I plan to be setting up a mail server soon, and I'd like to stay open source. The two choices which look most promising to me so far, are Apache James, and Courier. Webmail is pretty important for me, so every team member doesn't have to install IMAP programs if they don't want to. Also for public computers. It appears that Courier comes with it's own web-mail, but Apache James does not. However, Huba can be added to Apache James (which is what I'd do if the final consensus was on it).
I will be using IMAP (not POP3), and of course SMTP. Initially it will be 10-20 e-mail accounts, but I don't see why it wouldn't expand to 100 or so in a couple months.

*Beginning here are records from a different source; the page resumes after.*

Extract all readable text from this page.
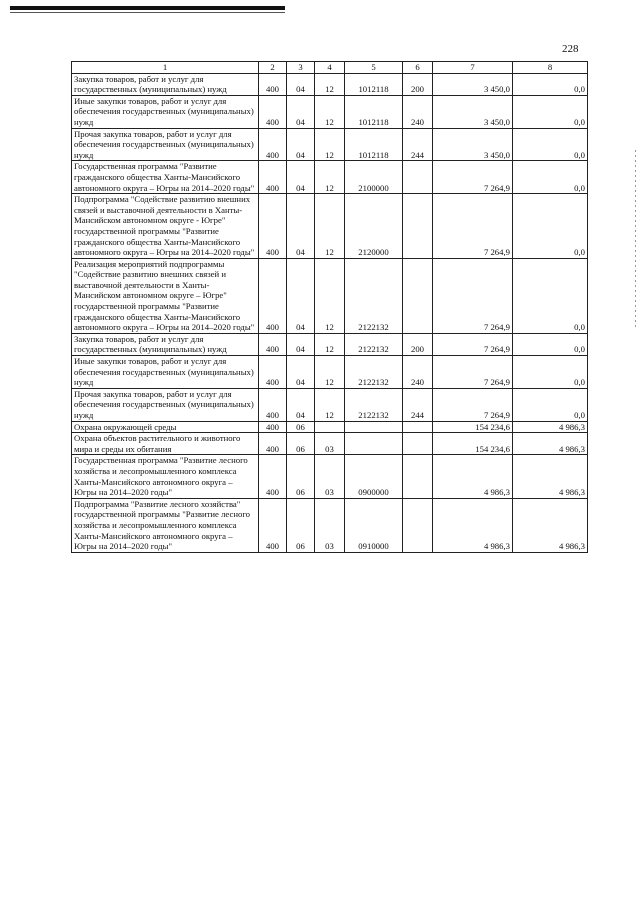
228
1	2	3	4	5	6	7	8
Закупка товаров, работ и услуг для государственных (муниципальных) нужд	400	04	12	1012118	200	3 450,0	0,0
Иные закупки товаров, работ и услуг для обеспечения государственных (муниципальных) нужд	400	04	12	1012118	240	3 450,0	0,0
Прочая закупка товаров, работ и услуг для обеспечения государственных (муниципальных) нужд	400	04	12	1012118	244	3 450,0	0,0
Государственная программа "Развитие гражданского общества Ханты-Мансийского автономного округа – Югры на 2014–2020 годы"	400	04	12	2100000		7 264,9	0,0
Подпрограмма "Содействие развитию внешних связей и выставочной деятельности в Ханты-Мансийском автономном округе - Югре" государственной программы "Развитие гражданского общества Ханты-Мансийского автономного округа – Югры на 2014–2020 годы"	400	04	12	2120000		7 264,9	0,0
Реализация мероприятий подпрограммы "Содействие развитию внешних связей и выставочной деятельности в Ханты-Мансийском автономном округе – Югре" государственной программы "Развитие гражданского общества Ханты-Мансийского автономного округа – Югры на 2014–2020 годы"	400	04	12	2122132		7 264,9	0,0
Закупка товаров, работ и услуг для государственных (муниципальных) нужд	400	04	12	2122132	200	7 264,9	0,0
Иные закупки товаров, работ и услуг для обеспечения государственных (муниципальных) нужд	400	04	12	2122132	240	7 264,9	0,0
Прочая закупка товаров, работ и услуг для обеспечения государственных (муниципальных) нужд	400	04	12	2122132	244	7 264,9	0,0
Охрана окружающей среды	400	06				154 234,6	4 986,3
Охрана объектов растительного и животного мира и среды их обитания	400	06	03			154 234,6	4 986,3
Государственная программа "Развитие лесного хозяйства и лесопромышленного комплекса Ханты-Мансийского автономного округа – Югры на 2014–2020 годы"	400	06	03	0900000		4 986,3	4 986,3
Подпрограмма "Развитие лесного хозяйства" государственной программы "Развитие лесного хозяйства и лесопромышленного комплекса Ханты-Мансийского автономного округа – Югры на 2014–2020 годы"	400	06	03	0910000		4 986,3	4 986,3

I've played with exchange servers before, so I'm not clueless when it comes to mail servers. I'm just not sure how much different an open source mail server would be (besides not containing a reminder that it's an MS product on each item)

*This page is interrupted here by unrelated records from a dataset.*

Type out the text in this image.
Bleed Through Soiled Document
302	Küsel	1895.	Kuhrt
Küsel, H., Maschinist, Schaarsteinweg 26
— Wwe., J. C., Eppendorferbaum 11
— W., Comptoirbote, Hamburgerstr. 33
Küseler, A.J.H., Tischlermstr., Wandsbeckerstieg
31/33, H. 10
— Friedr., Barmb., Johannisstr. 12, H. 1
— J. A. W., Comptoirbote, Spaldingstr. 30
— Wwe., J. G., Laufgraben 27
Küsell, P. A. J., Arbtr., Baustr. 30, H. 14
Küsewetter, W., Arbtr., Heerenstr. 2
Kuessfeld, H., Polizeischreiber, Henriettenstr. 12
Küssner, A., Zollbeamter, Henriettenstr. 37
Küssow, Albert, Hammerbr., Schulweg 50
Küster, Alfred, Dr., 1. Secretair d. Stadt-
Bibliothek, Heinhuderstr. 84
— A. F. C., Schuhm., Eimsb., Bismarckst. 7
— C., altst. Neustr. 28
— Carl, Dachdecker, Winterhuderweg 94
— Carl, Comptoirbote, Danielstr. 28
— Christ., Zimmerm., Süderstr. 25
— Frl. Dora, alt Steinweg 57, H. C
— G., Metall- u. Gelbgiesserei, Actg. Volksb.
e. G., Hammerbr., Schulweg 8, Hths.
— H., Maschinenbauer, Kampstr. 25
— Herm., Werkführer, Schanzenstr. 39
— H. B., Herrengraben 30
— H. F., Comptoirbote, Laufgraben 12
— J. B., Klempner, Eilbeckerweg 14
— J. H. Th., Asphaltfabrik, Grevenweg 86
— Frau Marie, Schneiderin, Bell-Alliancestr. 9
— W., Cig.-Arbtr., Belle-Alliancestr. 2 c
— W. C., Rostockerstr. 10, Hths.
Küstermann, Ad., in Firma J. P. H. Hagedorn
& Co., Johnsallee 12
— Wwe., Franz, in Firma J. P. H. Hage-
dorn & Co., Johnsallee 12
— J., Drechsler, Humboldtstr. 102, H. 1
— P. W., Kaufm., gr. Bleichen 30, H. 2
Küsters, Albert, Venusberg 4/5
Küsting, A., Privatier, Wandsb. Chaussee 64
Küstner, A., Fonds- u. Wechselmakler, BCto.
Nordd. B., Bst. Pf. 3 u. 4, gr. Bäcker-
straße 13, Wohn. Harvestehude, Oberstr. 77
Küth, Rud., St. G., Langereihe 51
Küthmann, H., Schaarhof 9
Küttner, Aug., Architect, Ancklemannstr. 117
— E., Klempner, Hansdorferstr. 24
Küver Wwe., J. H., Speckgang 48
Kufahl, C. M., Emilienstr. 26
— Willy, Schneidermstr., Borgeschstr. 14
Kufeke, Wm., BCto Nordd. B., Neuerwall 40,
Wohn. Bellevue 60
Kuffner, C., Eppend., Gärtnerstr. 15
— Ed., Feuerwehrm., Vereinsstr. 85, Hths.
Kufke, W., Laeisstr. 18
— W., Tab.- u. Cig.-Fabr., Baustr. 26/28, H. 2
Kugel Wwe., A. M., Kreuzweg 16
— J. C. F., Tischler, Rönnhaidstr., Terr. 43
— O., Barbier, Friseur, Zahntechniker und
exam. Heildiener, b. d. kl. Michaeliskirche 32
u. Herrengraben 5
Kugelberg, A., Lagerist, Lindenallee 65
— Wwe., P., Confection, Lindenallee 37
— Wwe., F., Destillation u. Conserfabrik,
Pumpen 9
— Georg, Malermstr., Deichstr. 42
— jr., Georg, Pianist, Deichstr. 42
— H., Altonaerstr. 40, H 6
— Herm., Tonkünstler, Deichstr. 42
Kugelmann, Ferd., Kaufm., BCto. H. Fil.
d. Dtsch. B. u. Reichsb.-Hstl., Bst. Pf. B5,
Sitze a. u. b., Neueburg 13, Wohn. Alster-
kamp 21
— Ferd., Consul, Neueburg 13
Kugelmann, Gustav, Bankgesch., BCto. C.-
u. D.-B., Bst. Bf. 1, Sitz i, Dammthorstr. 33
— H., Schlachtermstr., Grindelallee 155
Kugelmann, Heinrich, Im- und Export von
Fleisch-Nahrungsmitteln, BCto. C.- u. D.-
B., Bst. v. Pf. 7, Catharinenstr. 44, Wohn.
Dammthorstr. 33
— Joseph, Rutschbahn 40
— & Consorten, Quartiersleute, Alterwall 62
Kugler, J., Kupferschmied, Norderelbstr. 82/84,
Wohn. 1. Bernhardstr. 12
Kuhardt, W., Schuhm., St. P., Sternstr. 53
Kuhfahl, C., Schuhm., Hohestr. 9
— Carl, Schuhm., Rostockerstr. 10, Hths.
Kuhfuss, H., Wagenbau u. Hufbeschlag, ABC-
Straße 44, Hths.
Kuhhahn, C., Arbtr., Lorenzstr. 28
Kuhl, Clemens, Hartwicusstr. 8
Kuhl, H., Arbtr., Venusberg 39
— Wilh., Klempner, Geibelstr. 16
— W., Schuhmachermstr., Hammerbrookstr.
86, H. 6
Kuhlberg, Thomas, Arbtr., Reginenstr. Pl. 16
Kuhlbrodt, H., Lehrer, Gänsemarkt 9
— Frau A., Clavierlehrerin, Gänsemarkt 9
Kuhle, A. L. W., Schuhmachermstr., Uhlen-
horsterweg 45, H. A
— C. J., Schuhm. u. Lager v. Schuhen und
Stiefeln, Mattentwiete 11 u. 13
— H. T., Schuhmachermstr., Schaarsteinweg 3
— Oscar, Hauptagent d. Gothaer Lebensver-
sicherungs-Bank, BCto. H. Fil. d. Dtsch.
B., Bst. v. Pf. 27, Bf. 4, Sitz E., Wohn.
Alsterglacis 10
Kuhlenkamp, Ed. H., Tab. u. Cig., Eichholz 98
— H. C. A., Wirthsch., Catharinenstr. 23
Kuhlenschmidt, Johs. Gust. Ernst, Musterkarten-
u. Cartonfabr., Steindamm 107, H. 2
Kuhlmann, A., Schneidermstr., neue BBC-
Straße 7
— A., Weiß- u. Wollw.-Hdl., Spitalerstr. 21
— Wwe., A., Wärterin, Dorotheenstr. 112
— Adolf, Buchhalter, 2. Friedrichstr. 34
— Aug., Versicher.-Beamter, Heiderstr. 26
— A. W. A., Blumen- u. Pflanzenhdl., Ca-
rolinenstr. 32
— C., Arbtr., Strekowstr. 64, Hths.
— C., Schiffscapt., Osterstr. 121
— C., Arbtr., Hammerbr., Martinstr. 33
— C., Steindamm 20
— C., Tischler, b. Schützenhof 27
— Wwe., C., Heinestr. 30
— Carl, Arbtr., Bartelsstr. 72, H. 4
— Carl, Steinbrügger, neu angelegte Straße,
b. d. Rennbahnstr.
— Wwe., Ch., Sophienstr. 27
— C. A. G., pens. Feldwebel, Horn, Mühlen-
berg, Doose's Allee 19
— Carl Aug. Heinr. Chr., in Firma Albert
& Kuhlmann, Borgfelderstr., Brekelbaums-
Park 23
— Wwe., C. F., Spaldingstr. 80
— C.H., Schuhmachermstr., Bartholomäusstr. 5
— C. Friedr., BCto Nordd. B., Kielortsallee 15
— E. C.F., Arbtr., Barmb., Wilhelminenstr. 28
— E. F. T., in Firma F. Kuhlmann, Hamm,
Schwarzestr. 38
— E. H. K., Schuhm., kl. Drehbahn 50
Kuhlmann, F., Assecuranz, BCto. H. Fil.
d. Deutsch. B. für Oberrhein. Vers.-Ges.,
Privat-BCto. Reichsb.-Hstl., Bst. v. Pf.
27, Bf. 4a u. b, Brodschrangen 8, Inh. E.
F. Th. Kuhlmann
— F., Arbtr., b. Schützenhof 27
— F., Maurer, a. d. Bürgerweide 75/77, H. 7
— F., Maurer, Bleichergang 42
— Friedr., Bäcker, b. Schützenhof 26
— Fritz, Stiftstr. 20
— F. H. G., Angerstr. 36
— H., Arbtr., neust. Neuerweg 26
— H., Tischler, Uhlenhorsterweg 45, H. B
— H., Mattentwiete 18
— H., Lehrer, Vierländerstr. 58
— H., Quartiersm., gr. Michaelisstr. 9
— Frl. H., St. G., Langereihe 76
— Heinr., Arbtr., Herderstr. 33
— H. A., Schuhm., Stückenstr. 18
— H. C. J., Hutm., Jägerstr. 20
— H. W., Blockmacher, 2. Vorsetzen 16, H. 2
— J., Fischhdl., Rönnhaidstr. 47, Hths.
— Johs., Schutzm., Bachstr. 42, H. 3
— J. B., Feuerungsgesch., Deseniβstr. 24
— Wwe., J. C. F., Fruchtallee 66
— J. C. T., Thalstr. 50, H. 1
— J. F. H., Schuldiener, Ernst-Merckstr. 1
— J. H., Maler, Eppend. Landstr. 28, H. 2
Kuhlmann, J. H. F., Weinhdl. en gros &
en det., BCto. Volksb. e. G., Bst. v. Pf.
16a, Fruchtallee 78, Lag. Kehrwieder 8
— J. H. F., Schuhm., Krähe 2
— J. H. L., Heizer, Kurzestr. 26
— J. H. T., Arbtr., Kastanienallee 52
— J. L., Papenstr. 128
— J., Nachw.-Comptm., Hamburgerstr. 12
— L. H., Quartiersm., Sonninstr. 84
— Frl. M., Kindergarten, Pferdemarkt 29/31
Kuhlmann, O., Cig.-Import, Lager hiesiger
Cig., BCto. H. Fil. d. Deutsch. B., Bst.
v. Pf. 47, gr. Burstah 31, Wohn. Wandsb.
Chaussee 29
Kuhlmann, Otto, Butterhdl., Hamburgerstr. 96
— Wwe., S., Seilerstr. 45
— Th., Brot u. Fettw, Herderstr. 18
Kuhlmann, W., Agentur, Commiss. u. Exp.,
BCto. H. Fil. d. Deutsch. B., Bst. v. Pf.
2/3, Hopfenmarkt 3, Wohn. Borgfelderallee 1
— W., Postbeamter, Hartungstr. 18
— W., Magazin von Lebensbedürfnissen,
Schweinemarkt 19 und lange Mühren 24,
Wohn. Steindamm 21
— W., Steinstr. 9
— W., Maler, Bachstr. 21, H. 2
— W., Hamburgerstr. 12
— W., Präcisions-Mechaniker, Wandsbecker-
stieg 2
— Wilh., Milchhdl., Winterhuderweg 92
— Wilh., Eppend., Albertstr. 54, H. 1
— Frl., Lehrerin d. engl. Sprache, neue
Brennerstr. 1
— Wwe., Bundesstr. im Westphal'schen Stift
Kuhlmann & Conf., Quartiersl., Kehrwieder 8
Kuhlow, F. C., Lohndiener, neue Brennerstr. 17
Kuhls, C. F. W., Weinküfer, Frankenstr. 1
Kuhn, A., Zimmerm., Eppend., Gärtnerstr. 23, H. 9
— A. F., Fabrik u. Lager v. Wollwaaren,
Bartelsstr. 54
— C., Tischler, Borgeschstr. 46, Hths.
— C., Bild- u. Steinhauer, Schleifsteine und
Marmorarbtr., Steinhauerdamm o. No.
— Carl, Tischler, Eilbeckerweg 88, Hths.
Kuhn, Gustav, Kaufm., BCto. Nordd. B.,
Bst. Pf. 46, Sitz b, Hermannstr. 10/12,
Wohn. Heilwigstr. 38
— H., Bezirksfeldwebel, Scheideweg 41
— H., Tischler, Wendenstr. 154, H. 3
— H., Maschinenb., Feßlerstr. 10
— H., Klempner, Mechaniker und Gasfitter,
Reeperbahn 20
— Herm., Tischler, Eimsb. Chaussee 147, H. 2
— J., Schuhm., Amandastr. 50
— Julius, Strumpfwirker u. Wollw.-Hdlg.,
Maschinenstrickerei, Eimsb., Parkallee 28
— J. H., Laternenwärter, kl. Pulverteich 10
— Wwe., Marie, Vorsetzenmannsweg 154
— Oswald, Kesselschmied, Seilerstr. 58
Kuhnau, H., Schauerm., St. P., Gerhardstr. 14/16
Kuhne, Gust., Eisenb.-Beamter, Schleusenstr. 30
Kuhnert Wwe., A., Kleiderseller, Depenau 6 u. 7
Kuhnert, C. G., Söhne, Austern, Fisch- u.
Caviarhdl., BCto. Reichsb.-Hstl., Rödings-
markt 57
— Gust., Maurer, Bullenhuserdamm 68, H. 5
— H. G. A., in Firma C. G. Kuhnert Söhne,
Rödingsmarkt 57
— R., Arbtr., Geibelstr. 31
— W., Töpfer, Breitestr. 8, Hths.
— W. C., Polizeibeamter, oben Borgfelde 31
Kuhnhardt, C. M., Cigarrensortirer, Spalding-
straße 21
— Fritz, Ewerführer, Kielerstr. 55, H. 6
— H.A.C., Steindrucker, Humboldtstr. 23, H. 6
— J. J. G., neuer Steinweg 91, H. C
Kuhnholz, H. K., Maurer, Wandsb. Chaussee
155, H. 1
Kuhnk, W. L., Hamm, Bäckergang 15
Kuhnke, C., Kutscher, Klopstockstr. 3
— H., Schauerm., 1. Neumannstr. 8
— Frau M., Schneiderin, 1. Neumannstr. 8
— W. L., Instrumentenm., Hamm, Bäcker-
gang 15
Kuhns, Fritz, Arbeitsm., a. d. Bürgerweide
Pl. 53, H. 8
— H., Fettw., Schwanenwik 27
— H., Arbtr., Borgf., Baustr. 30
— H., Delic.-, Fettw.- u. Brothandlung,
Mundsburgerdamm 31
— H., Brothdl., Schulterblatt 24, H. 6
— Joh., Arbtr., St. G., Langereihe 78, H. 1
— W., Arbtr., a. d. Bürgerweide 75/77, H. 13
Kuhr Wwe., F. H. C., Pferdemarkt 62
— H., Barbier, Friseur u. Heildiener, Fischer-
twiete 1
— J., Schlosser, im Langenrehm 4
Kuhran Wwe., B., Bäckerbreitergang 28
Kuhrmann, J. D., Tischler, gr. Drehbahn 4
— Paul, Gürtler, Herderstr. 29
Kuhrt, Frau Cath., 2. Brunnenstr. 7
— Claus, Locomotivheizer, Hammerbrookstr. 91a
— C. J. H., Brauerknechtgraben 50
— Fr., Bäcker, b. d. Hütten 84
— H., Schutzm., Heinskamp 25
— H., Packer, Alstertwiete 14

Since I am not planning on installing a GUI on the mail server, any kind of graphical admin console that runs locally will not work. Do either of those (or any open source mail servers) contain an HTTP based console? Manual editing isn't too much of a problem, I'm just thinking in terms of convenience, when I want to add a user. I'd rather go to a web console within my network than SSH in to the server, find the specific config/user files, add a new one, save, restart service, or anything of the likes.
Again, if neither of those are particularly good, feel free to recommend your favorite

I'm trying to keep everything open source, though.
P.S. - Spam filtering isn't a major concern, as I plan on setting up an Astaro firewall before I begin issuing e-mail accounts. Although, it can still be somewhat of a concern. Don't completely trust Astaro's spam filter lol.